With one voice we endeavoured to ridicule this unfortunate idea, or to wean him from it; but he only replied by sadly shaking his head. After a pause, he said—
"I trust that you will not laugh at what I am about to tell you; but indeed I care little whether you do so or not. An hour ago, after our halt, I fell asleep in my cloak at the foot of that tree, and while there I dreamed of my home, of my father's house at Inverugie. I saw the Ugie flowing between its banks of yellow broom, I heard the hum of the honeybee among the purple heather bells, while the sweet perfume of the hawthorn passed me on the wind. Then I heard the German Sea chafing on the sandy knowes in the distance, and all the sense of boyhood and of home grew strong within me.

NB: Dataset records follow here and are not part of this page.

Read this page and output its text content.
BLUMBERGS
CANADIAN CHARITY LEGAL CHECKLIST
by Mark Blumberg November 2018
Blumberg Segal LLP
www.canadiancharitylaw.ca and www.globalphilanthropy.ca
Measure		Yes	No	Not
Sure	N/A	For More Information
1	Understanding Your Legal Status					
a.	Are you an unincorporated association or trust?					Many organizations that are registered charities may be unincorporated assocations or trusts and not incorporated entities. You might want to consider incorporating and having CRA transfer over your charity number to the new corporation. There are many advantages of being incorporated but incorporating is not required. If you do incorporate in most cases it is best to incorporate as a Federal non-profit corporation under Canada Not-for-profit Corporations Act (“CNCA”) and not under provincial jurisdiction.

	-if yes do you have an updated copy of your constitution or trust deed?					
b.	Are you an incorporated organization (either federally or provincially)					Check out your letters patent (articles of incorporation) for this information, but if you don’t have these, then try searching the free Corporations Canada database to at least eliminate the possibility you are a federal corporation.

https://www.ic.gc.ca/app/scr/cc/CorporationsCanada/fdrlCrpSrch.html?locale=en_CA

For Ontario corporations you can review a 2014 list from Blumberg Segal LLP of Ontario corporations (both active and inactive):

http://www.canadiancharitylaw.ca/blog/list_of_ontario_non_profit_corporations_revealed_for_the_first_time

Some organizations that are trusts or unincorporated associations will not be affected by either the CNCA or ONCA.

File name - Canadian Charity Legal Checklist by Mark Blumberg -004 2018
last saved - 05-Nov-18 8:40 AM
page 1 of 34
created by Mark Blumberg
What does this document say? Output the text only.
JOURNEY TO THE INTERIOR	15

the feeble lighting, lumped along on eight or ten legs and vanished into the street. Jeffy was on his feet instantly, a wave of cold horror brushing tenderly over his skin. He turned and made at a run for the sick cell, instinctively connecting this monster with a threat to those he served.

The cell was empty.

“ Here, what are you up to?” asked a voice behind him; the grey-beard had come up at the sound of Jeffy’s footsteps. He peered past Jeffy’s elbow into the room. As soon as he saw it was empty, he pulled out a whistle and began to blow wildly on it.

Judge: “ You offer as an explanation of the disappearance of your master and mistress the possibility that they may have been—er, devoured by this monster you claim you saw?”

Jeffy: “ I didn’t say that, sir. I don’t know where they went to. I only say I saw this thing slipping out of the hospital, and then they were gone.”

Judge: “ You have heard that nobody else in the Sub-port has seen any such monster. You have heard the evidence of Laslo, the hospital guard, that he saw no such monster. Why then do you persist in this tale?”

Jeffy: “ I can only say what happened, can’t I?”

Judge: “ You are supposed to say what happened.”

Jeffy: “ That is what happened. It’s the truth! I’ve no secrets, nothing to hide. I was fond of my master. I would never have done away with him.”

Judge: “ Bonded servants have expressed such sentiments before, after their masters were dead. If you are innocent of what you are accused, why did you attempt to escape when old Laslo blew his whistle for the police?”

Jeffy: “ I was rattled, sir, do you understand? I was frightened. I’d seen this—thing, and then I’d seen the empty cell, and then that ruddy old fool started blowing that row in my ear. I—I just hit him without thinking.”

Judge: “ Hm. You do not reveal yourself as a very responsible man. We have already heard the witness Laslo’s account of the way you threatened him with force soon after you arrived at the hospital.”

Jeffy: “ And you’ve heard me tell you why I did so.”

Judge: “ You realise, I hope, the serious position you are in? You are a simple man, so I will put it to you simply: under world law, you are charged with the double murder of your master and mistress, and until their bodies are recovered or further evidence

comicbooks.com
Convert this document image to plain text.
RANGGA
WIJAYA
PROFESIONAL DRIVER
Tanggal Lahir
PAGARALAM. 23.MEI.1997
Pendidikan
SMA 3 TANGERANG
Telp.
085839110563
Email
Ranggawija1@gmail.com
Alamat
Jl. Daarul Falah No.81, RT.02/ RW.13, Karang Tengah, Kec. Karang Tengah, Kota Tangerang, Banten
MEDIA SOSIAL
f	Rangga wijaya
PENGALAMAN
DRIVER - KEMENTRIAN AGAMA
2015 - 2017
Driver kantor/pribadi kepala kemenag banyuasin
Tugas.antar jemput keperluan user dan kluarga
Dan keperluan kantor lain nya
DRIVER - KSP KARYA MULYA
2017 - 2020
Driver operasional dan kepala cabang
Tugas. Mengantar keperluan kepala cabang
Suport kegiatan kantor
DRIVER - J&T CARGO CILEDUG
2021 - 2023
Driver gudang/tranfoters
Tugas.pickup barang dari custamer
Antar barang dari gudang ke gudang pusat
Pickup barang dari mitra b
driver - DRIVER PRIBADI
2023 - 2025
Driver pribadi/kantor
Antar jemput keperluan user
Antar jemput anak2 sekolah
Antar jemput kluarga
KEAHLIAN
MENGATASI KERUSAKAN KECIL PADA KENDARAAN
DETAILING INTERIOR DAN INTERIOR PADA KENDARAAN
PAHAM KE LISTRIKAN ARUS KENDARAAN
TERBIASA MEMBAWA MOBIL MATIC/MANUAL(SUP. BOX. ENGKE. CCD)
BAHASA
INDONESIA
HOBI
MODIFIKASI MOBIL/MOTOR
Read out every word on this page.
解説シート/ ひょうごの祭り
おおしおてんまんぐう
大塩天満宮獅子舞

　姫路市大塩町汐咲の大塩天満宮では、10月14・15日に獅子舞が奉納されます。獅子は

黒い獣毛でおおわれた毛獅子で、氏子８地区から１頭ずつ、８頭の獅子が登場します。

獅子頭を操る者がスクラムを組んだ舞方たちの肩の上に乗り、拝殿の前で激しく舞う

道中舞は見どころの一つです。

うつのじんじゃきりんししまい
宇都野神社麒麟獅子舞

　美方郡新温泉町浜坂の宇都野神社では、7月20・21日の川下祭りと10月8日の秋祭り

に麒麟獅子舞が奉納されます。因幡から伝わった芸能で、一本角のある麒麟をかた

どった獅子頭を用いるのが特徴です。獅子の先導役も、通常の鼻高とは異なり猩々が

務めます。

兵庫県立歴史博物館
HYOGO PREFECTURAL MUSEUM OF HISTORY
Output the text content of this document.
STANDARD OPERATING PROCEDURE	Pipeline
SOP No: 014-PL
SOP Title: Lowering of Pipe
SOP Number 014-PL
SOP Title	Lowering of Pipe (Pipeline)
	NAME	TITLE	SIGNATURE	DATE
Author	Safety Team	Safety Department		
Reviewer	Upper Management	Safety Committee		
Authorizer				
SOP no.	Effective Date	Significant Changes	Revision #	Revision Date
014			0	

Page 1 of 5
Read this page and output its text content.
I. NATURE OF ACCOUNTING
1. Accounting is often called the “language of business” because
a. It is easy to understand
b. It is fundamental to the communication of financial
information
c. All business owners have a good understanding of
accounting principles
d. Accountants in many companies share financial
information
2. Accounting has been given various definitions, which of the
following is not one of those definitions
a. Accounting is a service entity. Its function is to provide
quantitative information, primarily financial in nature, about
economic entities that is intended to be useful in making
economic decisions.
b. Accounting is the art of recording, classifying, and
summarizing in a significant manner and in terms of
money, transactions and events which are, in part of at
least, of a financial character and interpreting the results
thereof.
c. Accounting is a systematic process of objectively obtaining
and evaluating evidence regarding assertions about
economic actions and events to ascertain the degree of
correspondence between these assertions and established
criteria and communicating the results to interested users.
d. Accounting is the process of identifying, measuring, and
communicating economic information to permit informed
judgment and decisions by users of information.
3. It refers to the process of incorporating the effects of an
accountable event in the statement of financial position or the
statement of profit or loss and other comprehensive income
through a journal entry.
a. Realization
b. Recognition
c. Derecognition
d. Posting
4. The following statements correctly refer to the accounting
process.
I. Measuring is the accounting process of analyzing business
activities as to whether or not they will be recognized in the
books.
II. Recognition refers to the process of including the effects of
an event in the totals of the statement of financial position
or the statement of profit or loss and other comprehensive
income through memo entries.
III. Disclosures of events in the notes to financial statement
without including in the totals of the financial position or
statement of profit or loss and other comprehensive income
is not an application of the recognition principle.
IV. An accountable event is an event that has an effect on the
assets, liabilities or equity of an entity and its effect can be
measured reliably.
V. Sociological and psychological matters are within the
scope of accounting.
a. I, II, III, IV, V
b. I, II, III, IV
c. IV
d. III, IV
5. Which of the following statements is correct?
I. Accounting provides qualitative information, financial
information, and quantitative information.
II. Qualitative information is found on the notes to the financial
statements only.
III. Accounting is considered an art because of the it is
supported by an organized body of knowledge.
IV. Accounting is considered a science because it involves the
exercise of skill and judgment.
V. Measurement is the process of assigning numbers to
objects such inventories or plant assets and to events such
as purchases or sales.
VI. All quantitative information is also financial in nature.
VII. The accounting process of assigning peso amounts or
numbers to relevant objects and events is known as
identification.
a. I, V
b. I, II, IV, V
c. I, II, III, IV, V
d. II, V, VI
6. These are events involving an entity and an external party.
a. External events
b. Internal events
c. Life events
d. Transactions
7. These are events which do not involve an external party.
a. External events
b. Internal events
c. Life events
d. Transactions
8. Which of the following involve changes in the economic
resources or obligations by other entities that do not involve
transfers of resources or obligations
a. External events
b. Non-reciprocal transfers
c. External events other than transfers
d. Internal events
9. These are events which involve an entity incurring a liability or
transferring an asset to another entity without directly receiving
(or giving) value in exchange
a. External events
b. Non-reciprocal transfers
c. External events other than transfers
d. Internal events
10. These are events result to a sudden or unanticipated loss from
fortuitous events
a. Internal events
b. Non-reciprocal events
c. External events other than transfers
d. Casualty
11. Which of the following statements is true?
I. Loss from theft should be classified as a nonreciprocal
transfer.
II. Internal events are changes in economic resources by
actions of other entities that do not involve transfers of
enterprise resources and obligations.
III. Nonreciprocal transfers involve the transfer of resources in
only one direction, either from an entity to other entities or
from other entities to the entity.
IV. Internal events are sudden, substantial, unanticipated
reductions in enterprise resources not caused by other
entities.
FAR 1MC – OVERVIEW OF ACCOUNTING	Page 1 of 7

But when I looked towards our old hall of Inverugie, it was roofless and windowless, the long grass grew on its cold hearthstone, and there the nettle and the ivy waved in the wind, while the black gleds were building their nests by scores in the holes of the ruined wall; and that dream daunts me still.
"Why—why—what of it?" we asked together.
"Because when one of our family dreams of a gled the hour of death is nigh. I have never known it fail, and so it has been ever since Thomas the Rhymer sat on a block near the castle (to this day called the Tammas stane), and as a vision came before him, he stretched his hands towards the house, saying—
"When the gleds their nests shall build
Where erst the Marischal hung his shield;
Then Inverugie by the sea,
Lordless shall thy lands be."
I am the last of the old line, and there is a conviction in my heart that the prophecy of the Rhymer is about to be fulfilled."
But for the well-known bravery, worth, and high spirit of the young subaltern, and the hereditary valour of the house he represented, we might have laughed at his strong faith in such an extremely old prediction—a faith in which, doubtless, his mother, his nurse, and many an old retainer had reared him; but as it was, we heard him in silence, till after a time, when Douglas endeavoured to reason with him on the folly of surrendering himself to such gloomy impressions, but in vain. His mind was sternly made up that he would fall on the morrow, and that he would die with honour to the attainted house he represented among us—the old lords of Inverugie and Dunotter, the earls marischal of Scotland.